L’UEFA a officiellement maintenu son boycott des Coupes du monde de la FIFA, jeudi 6 août 2026, même après que le président de la FIFA, Gianni Infantino, a renoncé à son projet controversé d’ouverture aux investisseurs privés. Cette position ferme, annoncée par le président de l’UEFA, Aleksander Ceferin, a été confirmée à l’issue d’un comité exécutif extraordinaire tenu à Nyon, en Suisse.
Une décision sans appel
« Nous avons pris note des déclarations de M. Infantino, mais notre décision reste inchangée », a déclaré Aleksander Ceferin lors d’une conférence de presse. « Le boycott des Coupes du monde de la FIFA est maintenu, car les réformes structurelles que nous demandons depuis des années n’ont pas été mises en œuvre. » Cette déclaration marque un durcissement significatif dans le conflit qui oppose les deux instances dirigeantes du football mondial.
Le recul de Gianni Infantino, qui avait proposé en début de semaine d’abandonner l’idée d’ouvrir le capital de la FIFA à des fonds d’investissement privés, n’a pas suffi à apaiser les tensions. L’UEFA estime que cette concession est insuffisante et que des questions fondamentales, comme la transparence financière et la gouvernance, restent en suspens.

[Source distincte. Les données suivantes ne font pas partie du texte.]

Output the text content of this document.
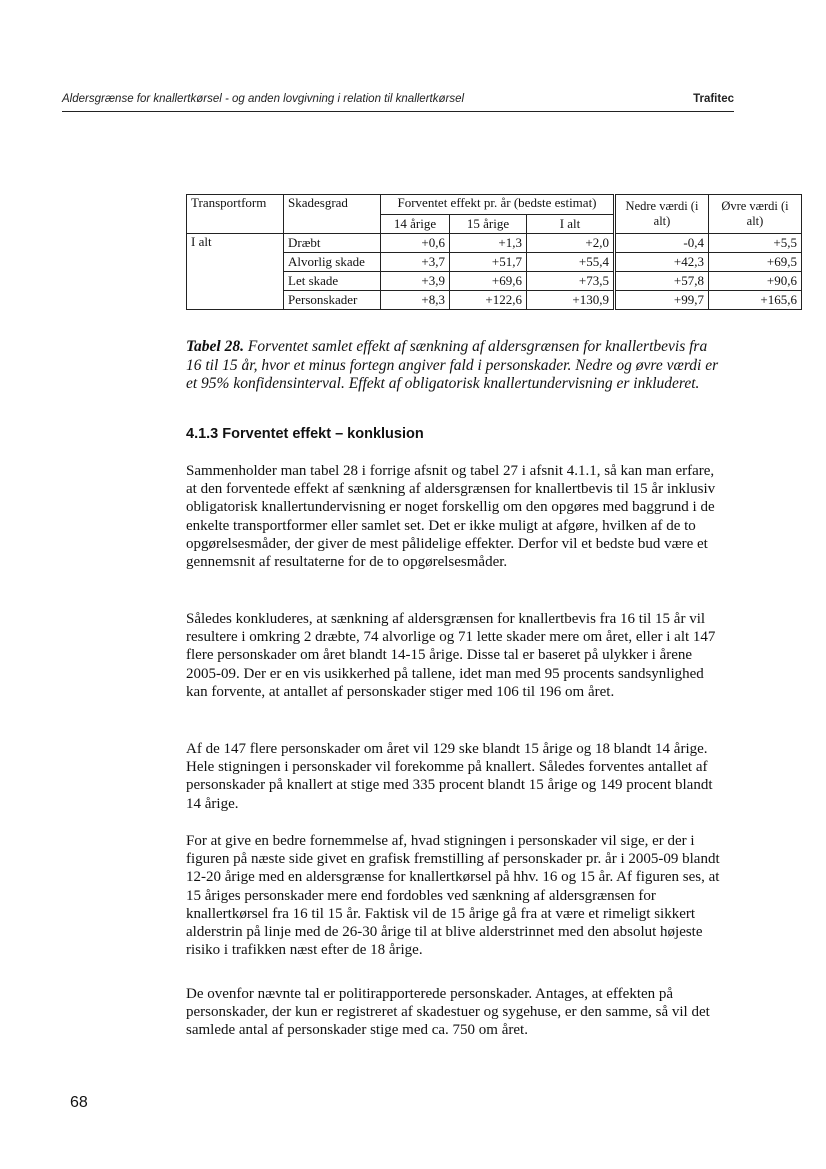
Aldersgrænse for knallertkørsel - og anden lovgivning i relation til knallertkørsel	Trafitec
Transportform	Skadesgrad	Forventet effekt pr. år (bedste estimat)			Nedre værdi (i alt)	Øvre værdi (i alt)
		14 årige	15 årige	I alt		
I alt	Dræbt	+0,6	+1,3	+2,0	-0,4	+5,5
	Alvorlig skade	+3,7	+51,7	+55,4	+42,3	+69,5
	Let skade	+3,9	+69,6	+73,5	+57,8	+90,6
	Personskader	+8,3	+122,6	+130,9	+99,7	+165,6
Tabel 28. Forventet samlet effekt af sænkning af aldersgrænsen for knallertbevis fra 16 til 15 år, hvor et minus fortegn angiver fald i personskader. Nedre og øvre værdi er et 95% konfidensinterval. Effekt af obligatorisk knallertundervisning er inkluderet.
4.1.3 Forventet effekt – konklusion

Sammenholder man tabel 28 i forrige afsnit og tabel 27 i afsnit 4.1.1, så kan man erfare, at den forventede effekt af sænkning af aldersgrænsen for knallertbevis til 15 år inklusiv obligatorisk knallertundervisning er noget forskellig om den opgøres med baggrund i de enkelte transportformer eller samlet set. Det er ikke muligt at afgøre, hvilken af de to opgørelsesmåder, der giver de mest pålidelige effekter. Derfor vil et bedste bud være et gennemsnit af resultaterne for de to opgørelsesmåder.

Således konkluderes, at sænkning af aldersgrænsen for knallertbevis fra 16 til 15 år vil resultere i omkring 2 dræbte, 74 alvorlige og 71 lette skader mere om året, eller i alt 147 flere personskader om året blandt 14-15 årige. Disse tal er baseret på ulykker i årene 2005-09. Der er en vis usikkerhed på tallene, idet man med 95 procents sandsynlighed kan forvente, at antallet af personskader stiger med 106 til 196 om året.

Af de 147 flere personskader om året vil 129 ske blandt 15 årige og 18 blandt 14 årige. Hele stigningen i personskader vil forekomme på knallert. Således forventes antallet af personskader på knallert at stige med 335 procent blandt 15 årige og 149 procent blandt 14 årige.

For at give en bedre fornemmelse af, hvad stigningen i personskader vil sige, er der i figuren på næste side givet en grafisk fremstilling af personskader pr. år i 2005-09 blandt 12-20 årige med en aldersgrænse for knallertkørsel på hhv. 16 og 15 år. Af figuren ses, at 15 åriges personskader mere end fordobles ved sænkning af aldersgrænsen for knallertkørsel fra 16 til 15 år. Faktisk vil de 15 årige gå fra at være et rimeligt sikkert alderstrin på linje med de 26-30 årige til at blive alderstrinnet med den absolut højeste risiko i trafikken næst efter de 18 årige.

De ovenfor nævnte tal er politirapporterede personskader. Antages, at effekten på personskader, der kun er registreret af skadestuer og sygehuse, er den samme, så vil det samlede antal af personskader stige med ca. 750 om året.

68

Un conflit aux racines profondes
Le différend entre l’UEFA et la FIFA ne date pas d’hier. Depuis plusieurs années, l’UEFA critique ouvertement la gestion de Gianni Infantino, notamment en ce qui concerne l’organisation des Coupes du monde et la répartition des revenus. Le projet d’ouverture aux investisseurs privés, révélé en juin dernier, avait été perçu comme une provocation de plus par les instances européennes.
Selon des sources proches de l’UEFA, le boycott concerne principalement les éditions 2030 et 2034 de la Coupe du monde, pour lesquelles l’UEFA refuse d’engager ses équipes et ses arbitres. Cette décision pourrait avoir des conséquences majeures sur la compétitivité de ces tournois, qui perdraient une grande partie de leur attractivité sans la participation des grandes nations européennes.

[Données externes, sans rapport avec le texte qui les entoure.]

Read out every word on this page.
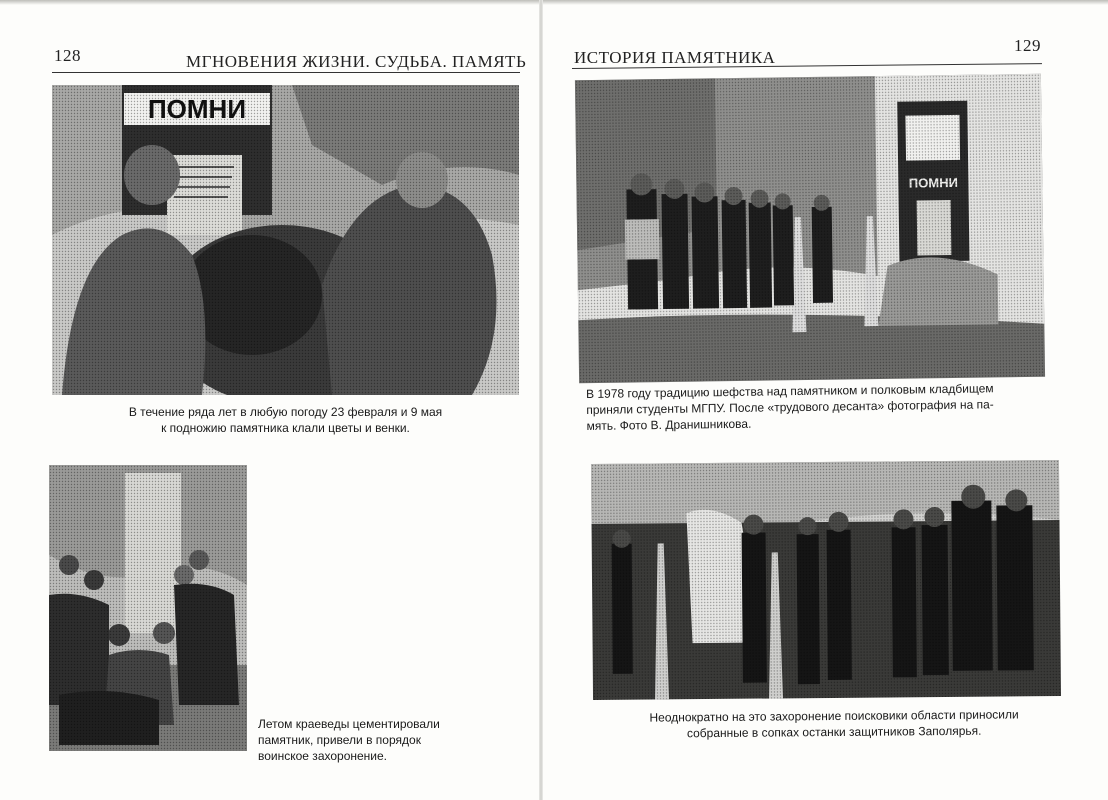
128	МГНОВЕНИЯ ЖИЗНИ. СУДЬБА. ПАМЯТЬ
В течение ряда лет в любую погоду 23 февраля и 9 мая
к подножию памятника клали цветы и венки.
Летом краеведы цементировали
памятник, привели в порядок
воинское захоронение.
ИСТОРИЯ ПАМЯТНИКА
129
В 1978 году традицию шефства над памятником и полковым кладбищем
приняли студенты МГПУ. После «трудового десанта» фотография на па-
мять. Фото В. Дранишникова.
Неоднократно на это захоронение поисковики области приносили
собранные в сопках останки защитников Заполярья.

Les réactions des fédérations nationales
Plusieurs fédérations nationales européennes, dont la Fédération française de football (FFF), ont exprimé leur soutien à la position de l’UEFA. « Nous soutenons pleinement la décision de l’UEFA », a déclaré le président de la FFF, Philippe Diallo. « Il est essentiel de préserver l’intégrité du football et de garantir une gouvernance transparente. »
En revanche, certaines fédérations, notamment celles des pays de l’Est, ont fait part de leurs réserves. Elles craignent que ce boycott ne pénalise les joueurs et les supporters, et ne fragilise davantage l’unité du football mondial. Malgré ces dissensions, l’UEFA reste déterminée à maintenir son cap.
Quel impact pour l’avenir du football ?
Ce boycott sans précédent pourrait redessiner les équilibres du football international. Sans les équipes européennes, les Coupes du monde 2030 et 2034 risquent de perdre en prestige et en intérêt médiatique, ce qui aurait des répercussions économiques importantes pour la FIFA. Selon les analystes, la FIFA pourrait perdre jusqu’à 30 % de ses revenus liés aux droits de diffusion si l’UEFA maintient son boycott.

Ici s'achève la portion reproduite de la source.